Do you think the coup plotters in Mali now regret what they did? I ask this question in all seriousness because of how quickly events there seem to be spiralling out of their control. Being a military 'government' - organised enough to eject the president from office - would suggest that Captain Amadou Sanogo and his band of men would be in charge for longer than one day. But they seem powerless after triggering something which is rapidly taking on regional - and even international - dimensions.
On the weekend, the former editor of the West Africa magazine Kaye Whiteman told us that Mali was the biggest challenge facing the regional group Ecowas since the 1990s. Since then, unconvinced by the true democratic credentials of the good captain, Ecowas has followed through on its threat of an economic blockade of the country (half of which has swiftly fallen into the hands of Tuareg rebels).
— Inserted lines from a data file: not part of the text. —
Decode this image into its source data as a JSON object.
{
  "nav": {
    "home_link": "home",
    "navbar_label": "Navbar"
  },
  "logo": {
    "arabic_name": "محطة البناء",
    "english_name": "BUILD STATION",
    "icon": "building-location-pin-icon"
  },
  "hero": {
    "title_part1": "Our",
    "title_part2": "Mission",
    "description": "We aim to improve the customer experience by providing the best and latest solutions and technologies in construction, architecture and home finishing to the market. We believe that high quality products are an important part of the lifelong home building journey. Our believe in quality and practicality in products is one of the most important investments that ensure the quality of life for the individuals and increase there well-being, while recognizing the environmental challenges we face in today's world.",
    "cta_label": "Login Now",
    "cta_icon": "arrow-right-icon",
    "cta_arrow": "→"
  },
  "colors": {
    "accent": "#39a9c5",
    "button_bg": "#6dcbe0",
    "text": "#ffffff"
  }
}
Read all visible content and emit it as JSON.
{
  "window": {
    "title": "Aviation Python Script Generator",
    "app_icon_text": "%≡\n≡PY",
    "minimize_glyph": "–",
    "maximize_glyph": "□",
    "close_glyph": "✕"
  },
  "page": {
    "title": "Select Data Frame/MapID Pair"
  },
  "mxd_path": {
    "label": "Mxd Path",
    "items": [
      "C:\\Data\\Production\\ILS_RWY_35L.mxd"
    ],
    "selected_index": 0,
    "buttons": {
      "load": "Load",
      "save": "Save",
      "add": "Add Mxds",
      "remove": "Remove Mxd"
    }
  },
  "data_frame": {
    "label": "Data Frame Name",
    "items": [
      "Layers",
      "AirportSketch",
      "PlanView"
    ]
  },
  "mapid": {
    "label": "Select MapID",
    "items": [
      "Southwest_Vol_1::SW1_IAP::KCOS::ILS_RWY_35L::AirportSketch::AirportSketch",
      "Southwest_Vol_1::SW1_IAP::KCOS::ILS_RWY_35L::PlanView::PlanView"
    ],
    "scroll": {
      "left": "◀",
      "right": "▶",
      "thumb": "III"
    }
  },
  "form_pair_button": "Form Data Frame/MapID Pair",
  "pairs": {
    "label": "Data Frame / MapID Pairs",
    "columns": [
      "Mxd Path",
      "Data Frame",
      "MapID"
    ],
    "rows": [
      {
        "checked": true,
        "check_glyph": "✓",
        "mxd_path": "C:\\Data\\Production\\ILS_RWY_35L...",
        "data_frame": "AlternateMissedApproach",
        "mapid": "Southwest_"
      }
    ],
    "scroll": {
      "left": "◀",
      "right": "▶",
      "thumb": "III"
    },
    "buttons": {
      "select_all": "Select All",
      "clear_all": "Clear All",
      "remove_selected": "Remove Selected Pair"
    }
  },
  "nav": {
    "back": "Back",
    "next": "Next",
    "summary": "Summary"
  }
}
We carry an article on Mali in the latest issue of our magazine. It was written before these extraordinary events. But, you never know, Captain Sanogo could do well to get himself a copy. In it the Malian analyst Andy Morgan writes of the (previous) government's tactics in confronting the northern Tuareg rebellion. Essentially it involved playing up and boosting the rebels' links with al-Qaeda in the Maghreb - even if this stretched what was credible. This guaranteed America's interest - and cash. Today there have been some murmurings of an Islamist element to the recent Tuareg advance. As regional sanctions begin to bite and popular opinion turns against the junta, could Captain Sanogo be reaching for his loud-hailer?